In systematically examining a great many indigenous psychotherapeutic methods and their relationship to modern psychotherapy, it becomes clear that there are five major characteristics that separate the two variants from one another.
The first is concerned with role and influence within the general community; having been reduced to operate within a denomination of scientific inquiry known as medicine, the modern physician enacts only a marginal influence upon the patient, and then only to heal him or her of a physical or mental ailment with the use of therapeutic agents like drugs. On the other hand medicine men or healers were more actively involved in the community because their experience of the world was deeply rooted in the belief that cosmogony and history were inexplicably associated with collective health and general wellbeing. A holistic and animistic view also meant that one could be multifarious in their concerns and occupation; it was not uncommon for healers to be chieftains, magicians, and priests, or all of these highly illustrious professions together. “It is an insult to the medicine man to call him the ancestor of the modern physician. He is that, to be sure, but he is much more, namely the ancestor of most of our professions,” says Henry Sigerist in his A History of Medicine (1951).

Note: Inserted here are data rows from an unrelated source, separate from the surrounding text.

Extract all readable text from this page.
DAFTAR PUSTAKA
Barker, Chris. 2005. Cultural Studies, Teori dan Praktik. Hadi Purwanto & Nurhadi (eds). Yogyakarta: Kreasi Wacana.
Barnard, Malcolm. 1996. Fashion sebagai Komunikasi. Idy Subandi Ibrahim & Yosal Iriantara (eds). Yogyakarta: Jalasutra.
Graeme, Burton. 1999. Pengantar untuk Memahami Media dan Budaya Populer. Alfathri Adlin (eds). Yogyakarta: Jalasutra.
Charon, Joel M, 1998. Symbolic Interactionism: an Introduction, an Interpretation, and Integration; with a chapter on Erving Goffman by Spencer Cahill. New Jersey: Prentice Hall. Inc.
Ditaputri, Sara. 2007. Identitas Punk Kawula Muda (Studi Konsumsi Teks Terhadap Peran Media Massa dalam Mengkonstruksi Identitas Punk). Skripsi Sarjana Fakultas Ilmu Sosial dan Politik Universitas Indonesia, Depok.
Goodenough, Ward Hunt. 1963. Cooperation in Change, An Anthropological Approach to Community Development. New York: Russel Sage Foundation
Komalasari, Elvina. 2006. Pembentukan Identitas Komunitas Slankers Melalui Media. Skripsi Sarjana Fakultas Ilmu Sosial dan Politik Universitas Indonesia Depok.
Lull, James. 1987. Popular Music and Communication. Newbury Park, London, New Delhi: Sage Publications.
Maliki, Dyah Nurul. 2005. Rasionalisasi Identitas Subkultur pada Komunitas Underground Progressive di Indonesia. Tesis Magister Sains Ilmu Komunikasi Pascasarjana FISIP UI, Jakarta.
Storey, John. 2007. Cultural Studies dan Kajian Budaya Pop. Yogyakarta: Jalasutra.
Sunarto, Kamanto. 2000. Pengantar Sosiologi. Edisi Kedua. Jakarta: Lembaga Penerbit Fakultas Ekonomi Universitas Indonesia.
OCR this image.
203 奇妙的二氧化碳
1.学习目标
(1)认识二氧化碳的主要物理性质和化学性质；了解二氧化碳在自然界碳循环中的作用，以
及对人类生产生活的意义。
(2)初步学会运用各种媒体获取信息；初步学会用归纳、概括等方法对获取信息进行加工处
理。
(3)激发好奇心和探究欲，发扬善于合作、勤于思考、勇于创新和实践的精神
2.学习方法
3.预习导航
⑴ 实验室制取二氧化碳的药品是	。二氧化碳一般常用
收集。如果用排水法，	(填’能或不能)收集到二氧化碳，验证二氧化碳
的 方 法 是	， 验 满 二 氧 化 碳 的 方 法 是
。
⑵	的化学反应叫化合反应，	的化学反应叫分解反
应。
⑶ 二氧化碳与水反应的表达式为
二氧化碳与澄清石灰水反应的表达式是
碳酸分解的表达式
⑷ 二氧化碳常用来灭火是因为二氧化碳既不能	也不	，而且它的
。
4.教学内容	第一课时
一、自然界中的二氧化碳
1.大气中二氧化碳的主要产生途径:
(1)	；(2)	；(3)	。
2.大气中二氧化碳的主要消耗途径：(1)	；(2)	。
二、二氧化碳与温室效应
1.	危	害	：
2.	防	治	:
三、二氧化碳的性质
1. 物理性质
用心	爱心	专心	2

Another difference involves the fundamental reasoning behind the therapeutic method. In modern medicine the patient places his or her faith in various medications that have been prescribed by a doctor to shroud symptoms caused by an imminent pathogen or eradicate it altogether. The advancements in the scientific understanding of human biology and physiology over the last few centuries have certainly made these healing techniques viable. Primitive psychotherapy, however, employed forms of suggestion and an authoritative, undisputed belief in the healer’s persona as well as confidence in his natural and supernatural abilities to heal maladies. According to Alphonse Maeder (1963) there were three elementary types: lay healers, magicians or wizards, and religious healers or tribal priests. The first breed treated their patients rationally or through means not completely unfamiliar to our contemporary ‘Western” logic, the second by means of suggestion, and the third through the unconscious projection of the Saviour archetype or any archetype of individual or collective salvation.
The third point has to make do with tuition and accreditation. The twenty-first century physician acquires full rights to practice after satisfying certain requirements at institutions called universities whilst the medicine man attains his “professional” status through initiatory rites that are psychopathological in nature and are aimed at familiarizing their candidate with the tribe’s collective knowledge and pastoral traditions. An article by Erwin H. Ackerkneckt in the Bulletin of the History of Medicine entitled “Problems of Primitive Medicine” recognizes three types of healers: the non-inspirational medicine man, the inspirational medicine man, and the true shaman. Non-inspirational types depend on psychedelic substances or fasting to facilitate visionary experiences through which the “cure” might be bequeathed, inspirational types on hypnotic procedures or trance states, and true shamans who attain their supernatural abilities by voluntary subjecting themselves to a succession of great hardships.
A further discrepancy between indigenous healing and modern psychotherapy is the former’s almost exclusive dependence upon an empirical model of therapy that is psychological in nature. In a culture where material and spiritual planes like mind-body were often blurred and frequently confused it makes perfect sense that sicknesses of different etiology would be classed and treated using the same approach.
Fifth and last of these characteristics is the emphasis on the individual and/or collective. Whereas the psychotherapeutic method in the developed countries exhibits a preference for confidential one-on-one consultations and medical procedures the indigenous method is conducted within a collective ceremonial milieu, often with religious or theological overtones. In many ways indigenous therapy is a public event open to relatives, friends, and even the patient’s whole tribe.
Some of the therapeutic methods we’ve looked at, their place of origin, and their period of emergence are listed below:
(1) Disease-object intrusion appears to have emerged from the Old World (Africa, Asia, and Europe) during the Palaeolithic period.
(2) Soul loss evolved in Siberia during the Palaeolithic period.
(3) Spirit intrusion appears to have sprung forth from Western Asia at the end of the Pleistocene epoch.
(4) Breach of taboo emerged from the Old World and is fairly recent in comparison to other indigenous therapeutic methods.
(5) Sorcery, voodoo, and black magic are widespread amongst indigenous populations and their chronological origin is indeterminate.